5. Build A Pro-Forma Specification of Your Short (12 months) and Medium Term (24-36 Month) Requirements for Budgetary Purposes. Building a pro-forma specification for 12-36 months out will provide Avaya (and others) with enough financial detail for requesting CAPEX / OPEX budgetary requests for next the fiscal year and 2 more years out.

6. Ensure Your Current Infrastructure Is UC Ready. Consider all intra and inter-building cabling, Layer 3 switching, WAN bandwidth available are ready for UC/UCaaS, including all voice, video, data, and now extended technologies that require additional bandwidth.

7. Identify Areas for ROI. Many of our clients grab onto the notion of balancing any CAPEX or increased OPEX costs with ROI opportunities. For one client we were able to save them $1.5M annually leveraging SIP trunking. In another instance we identified $8.2M annually in hard dollar savings for a $10M Contact Center premises opportunity, paying for the entire system in less than 15 months. In a third case, we identified $3.2M savings annually for a $2M annual UCaaS and CCaaS spend. Providing these kinds of numbers to executive management goes a long way in regard to getting approvals for any major CAPEX or OPEX investments for the same of next fiscal year.

8. Document Your Plan, Present and Get Buy-In from CxO Management. Document your plan in the form of a report and slide deck to present to management. Consider your organization’s objectives, capital/non-capital monies available, options available, project objectives, any risks associated with each, general timeline for implementation, etc. Help provide enough documentation and support to help management leverage the funding needed for a system upgrade or replacement.

Develop a timeline, as a part of your plan, to include Avaya announcements, your due diligence, getting the assistance of industry experts when necessary, logistics required for a new system migration and UC readiness, and use of the newer technologies available that can (a) facilitate your organization's effectiveness, and (b) differentiate your organization from others; and one-time and ongoing costs.

9. When Ready to Upgrade, Get More Than One Bid. This is an excellent time to be an Avaya customer (or other vendor if Avaya is also bidding) in my opinion. When making a significant capital purchase or OPEX increase (cloud), a competitive bid via an RFI or RFP will always facilitate best pricing from any vendor. Get 2-3 bids and weigh advantages and disadvantages of each in terms of features and functions, services offered, SLAs (yes, a five 9s model, 99.999% uptime reliability, is still critical to most enterprises in my experience). Your ‘shopping’ via RFP will give you the results you will need in determining what services, technologies, and costs are available that will match closest to you and your organization’s vision and culture.

 

Summary and Conclusions

This is an interesting and excellent time to be an enterprise customer.
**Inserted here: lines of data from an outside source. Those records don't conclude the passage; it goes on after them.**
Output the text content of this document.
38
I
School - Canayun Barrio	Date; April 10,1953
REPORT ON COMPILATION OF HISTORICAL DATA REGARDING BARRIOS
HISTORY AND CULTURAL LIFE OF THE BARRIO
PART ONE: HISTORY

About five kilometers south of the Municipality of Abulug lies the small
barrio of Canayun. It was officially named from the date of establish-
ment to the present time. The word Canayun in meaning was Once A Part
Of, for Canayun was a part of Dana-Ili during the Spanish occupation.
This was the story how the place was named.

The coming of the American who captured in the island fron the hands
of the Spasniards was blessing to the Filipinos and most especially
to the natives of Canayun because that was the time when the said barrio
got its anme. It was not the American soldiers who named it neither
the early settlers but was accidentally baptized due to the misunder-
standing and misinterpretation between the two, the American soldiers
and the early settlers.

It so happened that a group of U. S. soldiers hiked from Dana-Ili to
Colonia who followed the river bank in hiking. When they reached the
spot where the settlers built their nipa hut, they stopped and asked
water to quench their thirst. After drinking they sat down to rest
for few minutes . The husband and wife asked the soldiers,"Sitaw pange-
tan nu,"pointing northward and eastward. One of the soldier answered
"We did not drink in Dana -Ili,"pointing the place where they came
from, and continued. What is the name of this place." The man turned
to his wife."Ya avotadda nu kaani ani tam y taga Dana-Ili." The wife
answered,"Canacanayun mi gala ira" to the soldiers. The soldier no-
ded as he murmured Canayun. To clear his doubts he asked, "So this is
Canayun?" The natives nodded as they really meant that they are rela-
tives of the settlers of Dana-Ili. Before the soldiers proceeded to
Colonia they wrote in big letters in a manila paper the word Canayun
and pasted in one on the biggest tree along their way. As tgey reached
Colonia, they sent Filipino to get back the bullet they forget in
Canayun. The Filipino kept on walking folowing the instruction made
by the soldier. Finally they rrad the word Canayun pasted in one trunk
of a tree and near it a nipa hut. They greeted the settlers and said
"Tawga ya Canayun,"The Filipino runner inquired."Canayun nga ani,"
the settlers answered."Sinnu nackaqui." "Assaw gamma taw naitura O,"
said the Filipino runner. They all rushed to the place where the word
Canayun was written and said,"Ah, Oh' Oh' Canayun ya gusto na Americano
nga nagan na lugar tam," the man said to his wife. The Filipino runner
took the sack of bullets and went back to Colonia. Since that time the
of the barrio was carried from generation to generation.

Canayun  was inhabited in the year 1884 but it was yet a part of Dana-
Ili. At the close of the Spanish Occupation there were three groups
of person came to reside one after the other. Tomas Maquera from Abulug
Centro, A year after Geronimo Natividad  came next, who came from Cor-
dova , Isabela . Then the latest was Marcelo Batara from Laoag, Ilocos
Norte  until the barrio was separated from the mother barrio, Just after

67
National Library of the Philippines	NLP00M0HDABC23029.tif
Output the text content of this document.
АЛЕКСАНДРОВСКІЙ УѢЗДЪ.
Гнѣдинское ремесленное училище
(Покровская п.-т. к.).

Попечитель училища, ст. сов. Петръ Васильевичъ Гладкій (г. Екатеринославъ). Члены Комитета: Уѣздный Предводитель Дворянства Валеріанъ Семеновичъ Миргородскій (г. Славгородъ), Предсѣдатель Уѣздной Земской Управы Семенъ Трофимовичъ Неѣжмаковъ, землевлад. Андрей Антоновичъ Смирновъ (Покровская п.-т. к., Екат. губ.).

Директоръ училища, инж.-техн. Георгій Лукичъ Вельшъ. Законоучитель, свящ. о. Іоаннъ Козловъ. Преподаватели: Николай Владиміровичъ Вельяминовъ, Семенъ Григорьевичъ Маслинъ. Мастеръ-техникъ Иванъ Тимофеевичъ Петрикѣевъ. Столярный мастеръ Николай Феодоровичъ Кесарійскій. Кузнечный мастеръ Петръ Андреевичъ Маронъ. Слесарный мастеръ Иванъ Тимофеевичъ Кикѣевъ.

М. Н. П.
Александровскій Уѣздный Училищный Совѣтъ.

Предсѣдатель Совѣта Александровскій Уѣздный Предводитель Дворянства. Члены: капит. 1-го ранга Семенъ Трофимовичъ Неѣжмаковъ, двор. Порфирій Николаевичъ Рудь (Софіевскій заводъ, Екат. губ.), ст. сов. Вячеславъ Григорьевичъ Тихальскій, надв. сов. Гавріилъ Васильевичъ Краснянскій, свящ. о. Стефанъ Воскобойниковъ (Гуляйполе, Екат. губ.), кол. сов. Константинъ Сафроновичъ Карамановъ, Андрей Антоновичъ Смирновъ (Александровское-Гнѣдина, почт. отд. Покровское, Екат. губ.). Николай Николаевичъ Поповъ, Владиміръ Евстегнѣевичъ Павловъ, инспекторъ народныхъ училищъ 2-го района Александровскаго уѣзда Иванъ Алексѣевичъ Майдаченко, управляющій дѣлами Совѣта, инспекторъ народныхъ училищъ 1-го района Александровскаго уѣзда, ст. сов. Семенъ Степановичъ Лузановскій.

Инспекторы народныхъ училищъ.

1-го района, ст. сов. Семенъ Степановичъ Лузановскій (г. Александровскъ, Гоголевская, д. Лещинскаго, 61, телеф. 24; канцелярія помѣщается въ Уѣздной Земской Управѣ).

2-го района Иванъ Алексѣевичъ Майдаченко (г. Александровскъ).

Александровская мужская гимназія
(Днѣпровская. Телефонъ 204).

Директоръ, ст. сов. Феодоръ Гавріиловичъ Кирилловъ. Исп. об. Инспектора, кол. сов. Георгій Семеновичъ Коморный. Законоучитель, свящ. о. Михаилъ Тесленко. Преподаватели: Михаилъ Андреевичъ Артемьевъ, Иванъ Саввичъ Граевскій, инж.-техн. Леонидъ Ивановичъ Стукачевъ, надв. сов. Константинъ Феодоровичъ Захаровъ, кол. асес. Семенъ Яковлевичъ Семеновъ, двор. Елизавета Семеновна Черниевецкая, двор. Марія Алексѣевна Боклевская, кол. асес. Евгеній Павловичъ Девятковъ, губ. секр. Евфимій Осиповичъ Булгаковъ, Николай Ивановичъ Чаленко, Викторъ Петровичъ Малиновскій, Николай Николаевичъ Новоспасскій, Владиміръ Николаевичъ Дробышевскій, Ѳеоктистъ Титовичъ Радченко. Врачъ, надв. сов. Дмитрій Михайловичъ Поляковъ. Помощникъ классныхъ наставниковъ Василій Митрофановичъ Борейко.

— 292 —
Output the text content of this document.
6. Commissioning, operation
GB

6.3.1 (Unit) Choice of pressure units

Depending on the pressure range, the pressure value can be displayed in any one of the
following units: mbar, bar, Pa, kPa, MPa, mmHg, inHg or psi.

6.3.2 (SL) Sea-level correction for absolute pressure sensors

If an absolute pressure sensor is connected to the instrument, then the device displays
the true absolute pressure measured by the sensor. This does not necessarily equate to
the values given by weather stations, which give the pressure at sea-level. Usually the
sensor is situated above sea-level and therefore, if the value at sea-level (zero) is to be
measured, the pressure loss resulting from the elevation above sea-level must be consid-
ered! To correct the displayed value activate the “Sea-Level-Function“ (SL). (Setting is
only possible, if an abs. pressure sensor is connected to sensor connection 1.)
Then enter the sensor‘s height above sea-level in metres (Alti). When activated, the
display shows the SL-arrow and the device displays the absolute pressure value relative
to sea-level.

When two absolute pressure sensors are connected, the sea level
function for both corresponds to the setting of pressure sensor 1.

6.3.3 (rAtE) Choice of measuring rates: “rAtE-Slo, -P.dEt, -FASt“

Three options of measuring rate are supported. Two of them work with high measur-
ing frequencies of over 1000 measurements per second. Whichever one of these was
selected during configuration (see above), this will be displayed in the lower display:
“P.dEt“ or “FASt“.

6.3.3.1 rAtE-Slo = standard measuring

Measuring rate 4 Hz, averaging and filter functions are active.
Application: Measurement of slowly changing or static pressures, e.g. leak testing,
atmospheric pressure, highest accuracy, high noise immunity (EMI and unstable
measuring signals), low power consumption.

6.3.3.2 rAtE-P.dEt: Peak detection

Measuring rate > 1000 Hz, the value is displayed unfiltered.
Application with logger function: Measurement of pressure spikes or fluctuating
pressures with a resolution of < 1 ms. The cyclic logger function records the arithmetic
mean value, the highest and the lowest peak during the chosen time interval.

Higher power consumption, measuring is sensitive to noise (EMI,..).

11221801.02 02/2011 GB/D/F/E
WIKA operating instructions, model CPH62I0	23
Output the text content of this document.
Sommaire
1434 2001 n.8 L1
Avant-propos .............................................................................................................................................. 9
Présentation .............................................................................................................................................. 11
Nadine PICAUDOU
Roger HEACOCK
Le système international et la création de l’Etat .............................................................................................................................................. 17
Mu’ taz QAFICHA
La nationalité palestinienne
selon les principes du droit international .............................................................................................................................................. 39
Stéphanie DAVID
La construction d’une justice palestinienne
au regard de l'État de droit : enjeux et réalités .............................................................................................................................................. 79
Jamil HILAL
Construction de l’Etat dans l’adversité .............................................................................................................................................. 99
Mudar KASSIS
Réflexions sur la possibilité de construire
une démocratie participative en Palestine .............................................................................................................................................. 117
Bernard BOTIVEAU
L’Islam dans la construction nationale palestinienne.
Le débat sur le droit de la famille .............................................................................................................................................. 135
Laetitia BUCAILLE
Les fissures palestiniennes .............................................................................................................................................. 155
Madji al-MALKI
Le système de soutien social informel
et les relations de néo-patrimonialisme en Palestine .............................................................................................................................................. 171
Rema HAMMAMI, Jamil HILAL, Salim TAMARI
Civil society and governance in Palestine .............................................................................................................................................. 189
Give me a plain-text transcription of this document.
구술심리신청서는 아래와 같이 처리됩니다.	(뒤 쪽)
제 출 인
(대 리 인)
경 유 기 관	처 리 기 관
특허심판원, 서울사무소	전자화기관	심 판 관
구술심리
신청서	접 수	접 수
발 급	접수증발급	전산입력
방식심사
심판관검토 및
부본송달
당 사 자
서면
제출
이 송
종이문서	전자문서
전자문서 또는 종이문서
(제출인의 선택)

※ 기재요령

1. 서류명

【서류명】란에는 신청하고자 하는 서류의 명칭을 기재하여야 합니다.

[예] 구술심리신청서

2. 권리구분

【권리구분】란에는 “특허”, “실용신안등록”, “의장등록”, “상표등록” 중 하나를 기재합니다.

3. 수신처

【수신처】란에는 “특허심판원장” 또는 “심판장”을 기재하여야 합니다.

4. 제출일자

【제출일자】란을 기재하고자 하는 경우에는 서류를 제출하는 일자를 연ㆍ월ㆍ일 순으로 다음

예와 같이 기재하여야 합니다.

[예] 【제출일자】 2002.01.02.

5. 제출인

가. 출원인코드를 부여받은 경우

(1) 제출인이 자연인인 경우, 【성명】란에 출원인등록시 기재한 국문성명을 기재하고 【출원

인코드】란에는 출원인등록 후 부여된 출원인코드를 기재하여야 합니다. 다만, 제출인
With the dynamics of mergers and acquisitions, the rise of the UCaaS, CCaaS, CPaaS, AI, APIs, video/collaboration now mainstream, and this new age of Customer Experience, leveraging new technologies and integrating them with your culture to enhance your competitive edge are all critical considerations for enterprise customers.

We are hoping that Avaya's chapter 11 status is short-lived. I would include Avaya in any procurement RFP (upgrade within Avaya or new Avaya win) while closely watching their financials and growth over the next six to 18 months.

Enterprise customers need a competitive environment, especially in this age of mergers and acquisitions, as choices are always best for any enterprise organization. We are all hoping for Avaya to emerge as one whole company, post-bankruptcy, and continue its ’transformation’ to stay a viable option in our market.